Flowcharts for the library with Lucidchart

Lucidchart (lucidchart.com) is a free or paid visualization program that makes it easy to produce flowcharts, mindmaps, diagrams, and other kinds of visual aids.


It allows SSO with Gmail accounts and integrates well with Google Drive and Google Classroom so it can become a seamless part of many school libraries. I started using it with my computer science classes this year because flowcharting is a part of our curriculum, but hadn’t really thought more broadly about the library applications until this week. I observed the library of a colleague who uses Lucidchart for several different kinds of visualizations in the library. So, I want to pass this great tool on to you as well. 


Here are a few ideas for using Lucidchart to help integrate more visual communication into your library program.

  • Visually diagramming procedures and processesExplain technology checkout and return procedures
    • Provide an organization chart to faculty and students so they know the best person to contact for various services (circulation, book recommendations,  printer questions, copier breakdowns, technology use questions, etc)
    • Create maps of things like shelving or book processing for training volunteers, student helpers, or new employees
  • Helping students brainstorm or think through complex problems
    • Use as a great early step in the research process
    • Design algorithms for computer science or makerspace activities
  • Integrate into library instruction
    • Make a flowchart to explain the cyclical and sometimes simultaneous nature of the research process
    • Visualize the thought-process for evaluating sources
    • Revise a text-heavy handout to include more visuals


I’m still in the early stages of integrating Lucidchart into my program, but here are a few examples you might find helpful as you get started.

  • Where can I get a laptop? 
    • This is an internal flowchart (for now) at my school that will help us simplify and adjust our laptop deployment procedures.
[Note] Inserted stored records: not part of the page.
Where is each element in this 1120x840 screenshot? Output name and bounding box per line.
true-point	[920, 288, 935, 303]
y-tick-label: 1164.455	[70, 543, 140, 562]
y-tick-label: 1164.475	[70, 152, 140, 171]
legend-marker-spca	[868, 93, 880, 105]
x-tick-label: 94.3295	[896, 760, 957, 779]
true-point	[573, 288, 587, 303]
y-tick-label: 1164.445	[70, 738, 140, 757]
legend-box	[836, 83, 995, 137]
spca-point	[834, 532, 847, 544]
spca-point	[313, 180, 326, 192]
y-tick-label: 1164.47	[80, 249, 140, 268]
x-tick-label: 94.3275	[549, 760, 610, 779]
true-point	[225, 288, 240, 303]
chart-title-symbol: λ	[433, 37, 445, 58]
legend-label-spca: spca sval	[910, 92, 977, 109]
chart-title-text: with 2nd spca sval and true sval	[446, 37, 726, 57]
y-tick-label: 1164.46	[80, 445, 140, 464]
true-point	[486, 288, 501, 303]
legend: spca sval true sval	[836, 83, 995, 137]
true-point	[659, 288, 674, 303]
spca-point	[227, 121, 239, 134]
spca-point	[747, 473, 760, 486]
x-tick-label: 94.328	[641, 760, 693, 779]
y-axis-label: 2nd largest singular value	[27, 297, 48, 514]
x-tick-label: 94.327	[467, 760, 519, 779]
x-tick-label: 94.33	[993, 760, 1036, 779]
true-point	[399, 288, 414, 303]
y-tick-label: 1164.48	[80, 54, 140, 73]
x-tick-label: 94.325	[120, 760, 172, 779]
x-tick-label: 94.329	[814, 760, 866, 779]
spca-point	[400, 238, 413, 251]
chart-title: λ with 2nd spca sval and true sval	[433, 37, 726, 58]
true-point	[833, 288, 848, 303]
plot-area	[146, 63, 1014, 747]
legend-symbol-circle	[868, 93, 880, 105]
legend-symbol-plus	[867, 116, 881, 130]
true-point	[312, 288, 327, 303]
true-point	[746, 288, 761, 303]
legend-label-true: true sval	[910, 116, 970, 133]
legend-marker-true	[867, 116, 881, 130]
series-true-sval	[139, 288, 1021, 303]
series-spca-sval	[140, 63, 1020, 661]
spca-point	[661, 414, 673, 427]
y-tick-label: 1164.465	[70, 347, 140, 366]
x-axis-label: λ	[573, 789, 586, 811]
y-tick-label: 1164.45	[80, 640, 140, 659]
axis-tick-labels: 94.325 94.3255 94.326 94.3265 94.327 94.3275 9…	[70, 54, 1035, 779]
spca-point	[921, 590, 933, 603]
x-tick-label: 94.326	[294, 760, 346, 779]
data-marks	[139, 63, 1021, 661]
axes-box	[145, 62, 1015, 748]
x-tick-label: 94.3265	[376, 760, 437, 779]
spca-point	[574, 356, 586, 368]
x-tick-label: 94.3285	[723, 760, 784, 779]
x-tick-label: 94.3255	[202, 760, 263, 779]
Right now, they are very complicated! Visualizing the complexity is helping us realize just what we need to change, and should help us visually justify the changes to stakeholders. 
  • Number guessing game 
    • This is a computer science example (in progress) where a student is mapping out the algorithm for programming a random number guessing game before using a visual programming language to write the code. 
  • Research process
    • Full disclosure — This is a work in progress. I haven’t deployed it with students yet, but I’m so excited to try it out! I’m hoping to showcase the more iterative side of the research process.